PALEMBANG – Sejumlah Guru SMP di Kota Palembang, menyarankan agar Diknas tidak menghentikan Kurikulum 2013 (K-13). Sebab menurut mereka, K-13 secara akademik sudah baik. Seharusnya, kata mereka, Kementerian Pendidikan Dasar Menengah dan Kebudayaan (Kemendikbud) menyempurnakan kurikulum tersebut. Hal itu dikatakan Fitri, salah satu praktisi pendidikan di SMP Negeri 36 Palembang, belum lama ini.

Hal itu dikatakan Fitri, terkait dengan ragam tanggapan yang muncul atas keputusan Mendikbud Anies Baswedan yang mewacanakan penghentian K-13. Fitri menilai, K-13 sudah baik untuk diterapkan di sekolah. Bahkan Fitri mengatakan, dengan K-13 siswa juga lebih dapat berperan aktif dalam proses belajar mengajar. “Ruang belajar tak hanya dalam kelas, sehingga guru hanya melihat kegiatan siswa. Sebenarnya bagus untuk K-13 ini, hanya mungkin belum sempurna saja, masih ada kekurangannya,” ungkapnya.

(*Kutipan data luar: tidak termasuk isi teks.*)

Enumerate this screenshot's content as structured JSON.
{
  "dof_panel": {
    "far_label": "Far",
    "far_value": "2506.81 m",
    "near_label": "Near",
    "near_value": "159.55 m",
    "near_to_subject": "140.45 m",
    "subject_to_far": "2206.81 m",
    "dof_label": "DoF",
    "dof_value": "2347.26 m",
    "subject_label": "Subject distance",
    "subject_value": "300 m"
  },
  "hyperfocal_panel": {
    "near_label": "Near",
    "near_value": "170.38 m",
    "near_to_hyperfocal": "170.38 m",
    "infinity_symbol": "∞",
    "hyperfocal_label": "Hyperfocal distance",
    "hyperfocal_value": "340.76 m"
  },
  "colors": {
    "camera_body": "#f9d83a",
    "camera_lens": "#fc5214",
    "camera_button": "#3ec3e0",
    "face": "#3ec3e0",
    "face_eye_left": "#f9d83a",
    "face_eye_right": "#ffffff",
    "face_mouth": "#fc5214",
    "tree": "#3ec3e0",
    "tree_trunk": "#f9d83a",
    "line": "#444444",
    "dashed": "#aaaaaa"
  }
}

Menurut Fitri, Mendikbud tak menghentikan K-13. Seharusnya, Menteri Anies hanya menyempurnakan agar K-13 lebih baik. Namun Fitri memngakui diantara guru masih mengalami kesulitan dalam penilaian. “Penilaian yang agak merepotkan. Seperti untuk penilaian etika harus ditulis per lembar untuk satu siswa. Sementara kita satu kelas ada 40 siswa. Disinilah letak kesulitannya,” ungkap fitri.

Bahkan bukan hanya satu, tapi banyak lagi penilaian seperti penilaian spiritual, disiplin, pergaulan antar teman, dan kepribadian siswa dan penulisannya harus menggunakan aplikasi internet. “Kalau dulu kan tulis tangan dalam penulisan nilai. Nah untuk K-13 ini menggunakan aplikasi dari internet. Jadi bagi guru yang sama sekali belum paham dengan aplikasi internet, menjadi kendala tersendiri,” tuturnya.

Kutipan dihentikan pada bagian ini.